While there’s no shortage of uncertainty regarding what 2011 will bring, one thing is certain: 2010 was yet another “transition year.” Patience is running thin during this painstakingly slow recovery. According to closely watched indices, national home sales hit bottom in the first quarter of 2009 and prices followed suit shortly thereafter. As the bull gets set to wrestle the bear to the groud in 2011, let’s take a look at how we concluded 2010.
Pending Sales in the MRIS region increased 19.7 percent since December 2009 to arrive at 7,342 contracts written. Meanwhile, New Listings decreased 1.5 percent to 9,957 new homes. Total Active Listings were down 1.3 percent from year-ago levels to weigh in at 60,025.
Prices grained some groud. Median Sales Price increased 0.3 percent versus last December, checking in at $260,838. Market times increased 6.5 percent and are now at 91 days. Months Supply of Inventory increased 3.4 percent to 6.8 months.

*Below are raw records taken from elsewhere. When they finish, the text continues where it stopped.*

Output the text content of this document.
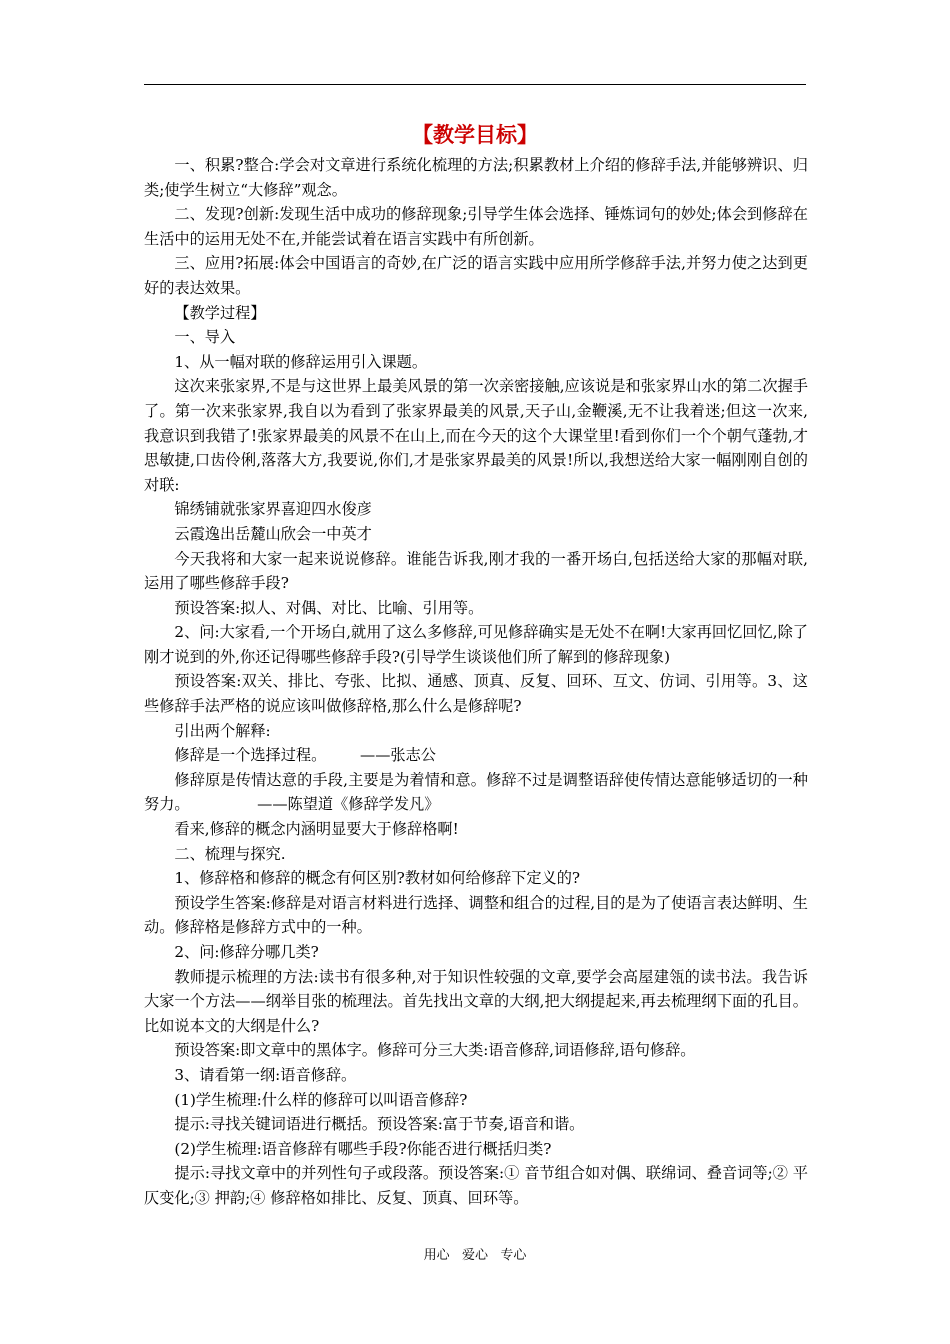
【教学目标】

一、积累?整合:学会对文章进行系统化梳理的方法;积累教材上介绍的修辞手法,并能够辨识、归类;使学生树立“大修辞”观念。

二、发现?创新:发现生活中成功的修辞现象;引导学生体会选择、锤炼词句的妙处;体会到修辞在生活中的运用无处不在,并能尝试着在语言实践中有所创新。

三、应用?拓展:体会中国语言的奇妙,在广泛的语言实践中应用所学修辞手法,并努力使之达到更好的表达效果。

【教学过程】

一、导入

1、从一幅对联的修辞运用引入课题。

这次来张家界,不是与这世界上最美风景的第一次亲密接触,应该说是和张家界山水的第二次握手了。第一次来张家界,我自以为看到了张家界最美的风景,天子山,金鞭溪,无不让我着迷;但这一次来,我意识到我错了!张家界最美的风景不在山上,而在今天的这个大课堂里!看到你们一个个朝气蓬勃,才思敏捷,口齿伶俐,落落大方,我要说,你们,才是张家界最美的风景!所以,我想送给大家一幅刚刚自创的对联:

锦绣铺就张家界喜迎四水俊彦

云霞逸出岳麓山欣会一中英才

今天我将和大家一起来说说修辞。谁能告诉我,刚才我的一番开场白,包括送给大家的那幅对联,运用了哪些修辞手段?

预设答案:拟人、对偶、对比、比喻、引用等。

2、问:大家看,一个开场白,就用了这么多修辞,可见修辞确实是无处不在啊!大家再回忆回忆,除了刚才说到的外,你还记得哪些修辞手段?(引导学生谈谈他们所了解到的修辞现象)

预设答案:双关、排比、夸张、比拟、通感、顶真、反复、回环、互文、仿词、引用等。3、这些修辞手法严格的说应该叫做修辞格,那么什么是修辞呢?

引出两个解释:

修辞是一个选择过程。       ——张志公

修辞原是传情达意的手段,主要是为着情和意。修辞不过是调整语辞使传情达意能够适切的一种努力。              ——陈望道《修辞学发凡》

看来,修辞的概念内涵明显要大于修辞格啊!

二、梳理与探究.

1、修辞格和修辞的概念有何区别?教材如何给修辞下定义的?

预设学生答案:修辞是对语言材料进行选择、调整和组合的过程,目的是为了使语言表达鲜明、生动。修辞格是修辞方式中的一种。

2、问:修辞分哪几类?

教师提示梳理的方法:读书有很多种,对于知识性较强的文章,要学会高屋建瓴的读书法。我告诉大家一个方法——纲举目张的梳理法。首先找出文章的大纲,把大纲提起来,再去梳理纲下面的孔目。比如说本文的大纲是什么?

预设答案:即文章中的黑体字。修辞可分三大类:语音修辞,词语修辞,语句修辞。

3、请看第一纲:语音修辞。

(1)学生梳理:什么样的修辞可以叫语音修辞?

提示:寻找关键词语进行概括。预设答案:富于节奏,语音和谐。

(2)学生梳理:语音修辞有哪些手段?你能否进行概括归类?

提示:寻找文章中的并列性句子或段落。预设答案:① 音节组合如对偶、联绵词、叠音词等;② 平仄变化;③ 押韵;④ 修辞格如排比、反复、顶真、回环等。

用心   爱心   专心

You might have noticed that interest rates are stealthily ticking upwards. Yes, higher rates are expected in 2011 as we press toward a more durable recovery. This recovery is hinged upon continued labor market growth coupled with supply-side and demand-side housing market improvements. This wet, windowless basement of a recession has been cold and daunting, but a neon exit sign beckons from our periphery.